Arrival of Strangers - The Last 500 Years



"I was angry since I... observed the devastating effects of this [Indian Act enfranchisement] policy on so many women... It was not only my Indian sisters who suffered, it was the Indian babies who, born in tents while their parents hunted and trapped, were never registered under the Indian Act. It was the Indian war veteran who returned home to discover he was no longer Indian. It was the educated man who lost Indian status when he became a minister."

- Mary Two-Axe Earley, quoted in "Native Women and the Indian Act: The Struggle for Justice, the Robert S. Litvak Memorial Award"

In many Aboriginal cultures, women have significant leadership roles and property rights. In the 1800s, non-Aboriginal society held quite different views. The provisions of early Indian Acts eliminated women's traditional roles, and assigned them a status similar to that of women in mainstream Victorian and Edwardian society.

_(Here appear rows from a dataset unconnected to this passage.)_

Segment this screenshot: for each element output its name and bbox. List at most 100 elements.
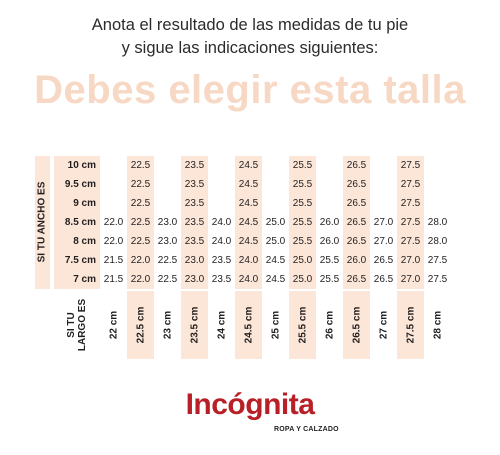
size-cell: 23.5 bbox=[181, 175, 208, 194]
size-cell: 27.0 bbox=[373, 217, 394, 228]
size-cell: 24.5 bbox=[235, 156, 262, 175]
length-column-header: 27 cm bbox=[370, 291, 397, 359]
size-table: 10 cm 22.5 23.5 24.5 25.5 26.5 27.5 9.5 cm 22.5 2… bbox=[54, 156, 451, 289]
size-cell bbox=[208, 175, 235, 194]
size-cell: 25.0 bbox=[289, 251, 316, 270]
size-cell: 24.5 bbox=[265, 274, 286, 285]
length-column-label: 23.5 cm bbox=[189, 306, 200, 344]
length-axis-header: SI TU LARGO ES bbox=[54, 291, 100, 359]
size-cell: 23.0 bbox=[157, 217, 178, 228]
size-cell: 23.0 bbox=[181, 251, 208, 270]
size-cell: 27.0 bbox=[397, 251, 424, 270]
size-cell: 24.0 bbox=[211, 217, 232, 228]
size-cell: 22.5 bbox=[127, 175, 154, 194]
size-cell: 24.0 bbox=[235, 270, 262, 289]
instructions: Anota el resultado de las medidas de tu … bbox=[0, 14, 500, 60]
length-column-label: 25 cm bbox=[270, 310, 281, 340]
size-cell bbox=[370, 194, 397, 213]
length-column-header: 27.5 cm bbox=[397, 291, 424, 359]
size-cell: 25.5 bbox=[289, 232, 316, 251]
size-cell bbox=[424, 194, 451, 213]
length-axis-label: SI TU LARGO ES bbox=[66, 299, 88, 351]
size-cell: 24.5 bbox=[265, 255, 286, 266]
size-cell: 25.0 bbox=[265, 236, 286, 247]
size-cell bbox=[154, 194, 181, 213]
length-column-header: 24 cm bbox=[208, 291, 235, 359]
size-cell: 25.5 bbox=[289, 175, 316, 194]
length-column-label: 25.5 cm bbox=[297, 306, 308, 344]
size-cell: 25.0 bbox=[265, 217, 286, 228]
size-cell bbox=[316, 156, 343, 175]
size-cell: 24.0 bbox=[235, 251, 262, 270]
size-cell: 26.5 bbox=[373, 255, 394, 266]
size-cell: 22.5 bbox=[157, 274, 178, 285]
size-cell: 24.0 bbox=[211, 236, 232, 247]
headline: Debes elegir esta talla bbox=[34, 68, 466, 112]
length-column-label: 22 cm bbox=[108, 310, 119, 340]
length-column-label: 24 cm bbox=[216, 310, 227, 340]
width-axis-label: SI TU ANCHO ES bbox=[36, 181, 48, 263]
length-column-label: 26 cm bbox=[324, 310, 335, 340]
size-cell: 23.5 bbox=[181, 194, 208, 213]
size-cell: 26.5 bbox=[373, 274, 394, 285]
size-cell: 24.5 bbox=[235, 175, 262, 194]
length-column-label: 23 cm bbox=[162, 310, 173, 340]
size-cell: 23.5 bbox=[181, 232, 208, 251]
width-row-header: 8.5 cm bbox=[54, 213, 100, 232]
size-cell bbox=[316, 194, 343, 213]
size-cell bbox=[370, 156, 397, 175]
size-cell: 27.5 bbox=[397, 232, 424, 251]
size-cell: 21.5 bbox=[103, 255, 124, 266]
size-cell: 25.5 bbox=[289, 213, 316, 232]
size-cell: 26.5 bbox=[343, 213, 370, 232]
size-cell: 25.5 bbox=[289, 156, 316, 175]
size-cell bbox=[424, 175, 451, 194]
size-cell: 26.5 bbox=[343, 270, 370, 289]
length-column-label: 27 cm bbox=[378, 310, 389, 340]
size-cell: 24.5 bbox=[235, 213, 262, 232]
length-column-header: 23 cm bbox=[154, 291, 181, 359]
size-cell bbox=[316, 175, 343, 194]
size-cell bbox=[154, 175, 181, 194]
brand-logo: Incógnita bbox=[0, 390, 500, 420]
length-column-label: 26.5 cm bbox=[351, 306, 362, 344]
size-cell: 22.0 bbox=[103, 236, 124, 247]
instructions-line-2: y sigue las indicaciones siguientes: bbox=[121, 39, 379, 57]
size-cell: 23.5 bbox=[181, 213, 208, 232]
size-cell: 24.5 bbox=[235, 232, 262, 251]
width-axis-band bbox=[35, 156, 50, 289]
size-cell: 27.5 bbox=[397, 175, 424, 194]
length-column-header: 25.5 cm bbox=[289, 291, 316, 359]
width-row-header: 8 cm bbox=[54, 232, 100, 251]
size-cell: 22.5 bbox=[157, 255, 178, 266]
width-row-header: 9 cm bbox=[54, 194, 100, 213]
size-cell: 27.5 bbox=[427, 274, 448, 285]
size-cell: 25.5 bbox=[319, 255, 340, 266]
brand-name: Incógnita bbox=[185, 388, 315, 421]
size-cell bbox=[100, 156, 127, 175]
size-cell: 26.5 bbox=[343, 232, 370, 251]
size-cell: 27.5 bbox=[397, 194, 424, 213]
length-column-header: 22 cm bbox=[100, 291, 127, 359]
length-column-header: 23.5 cm bbox=[181, 291, 208, 359]
length-column-header: 24.5 cm bbox=[235, 291, 262, 359]
size-cell: 27.0 bbox=[397, 270, 424, 289]
width-row-header: 7 cm bbox=[54, 270, 100, 289]
length-column-header: 25 cm bbox=[262, 291, 289, 359]
size-cell: 27.0 bbox=[373, 236, 394, 247]
size-cell: 24.5 bbox=[235, 194, 262, 213]
length-axis-label-line-2: LARGO ES bbox=[77, 298, 88, 352]
size-cell: 26.5 bbox=[343, 194, 370, 213]
size-cell: 22.5 bbox=[127, 232, 154, 251]
length-column-label: 22.5 cm bbox=[135, 306, 146, 344]
length-column-header: 28 cm bbox=[424, 291, 451, 359]
instructions-line-1: Anota el resultado de las medidas de tu … bbox=[91, 16, 409, 34]
length-axis-label-line-1: SI TU bbox=[66, 312, 77, 338]
size-cell: 27.5 bbox=[397, 213, 424, 232]
size-cell: 22.0 bbox=[127, 270, 154, 289]
size-cell: 26.0 bbox=[319, 236, 340, 247]
size-cell: 25.5 bbox=[289, 194, 316, 213]
size-cell bbox=[262, 194, 289, 213]
size-cell: 26.5 bbox=[343, 156, 370, 175]
brand-tagline: ROPA Y CALZADO bbox=[274, 426, 339, 433]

After 1869, Indian women who married non-Indian men lost their Indian status. These provisions remained in force until the passage of Bill C-31 in 1985. In the 1960s and 1970s, Indian women asserted their rights to Indian status in the international forum. They viewed male-dominated Aboriginal political organizations as ineffective and slow to respond to their political aspirations. Some Aboriginal women took more direct political action. Mary Two-Axe Earley, who led the organization Indian Rights for Indian Women in the 1960s, was the first woman to have her status reinstated under Bill C-31.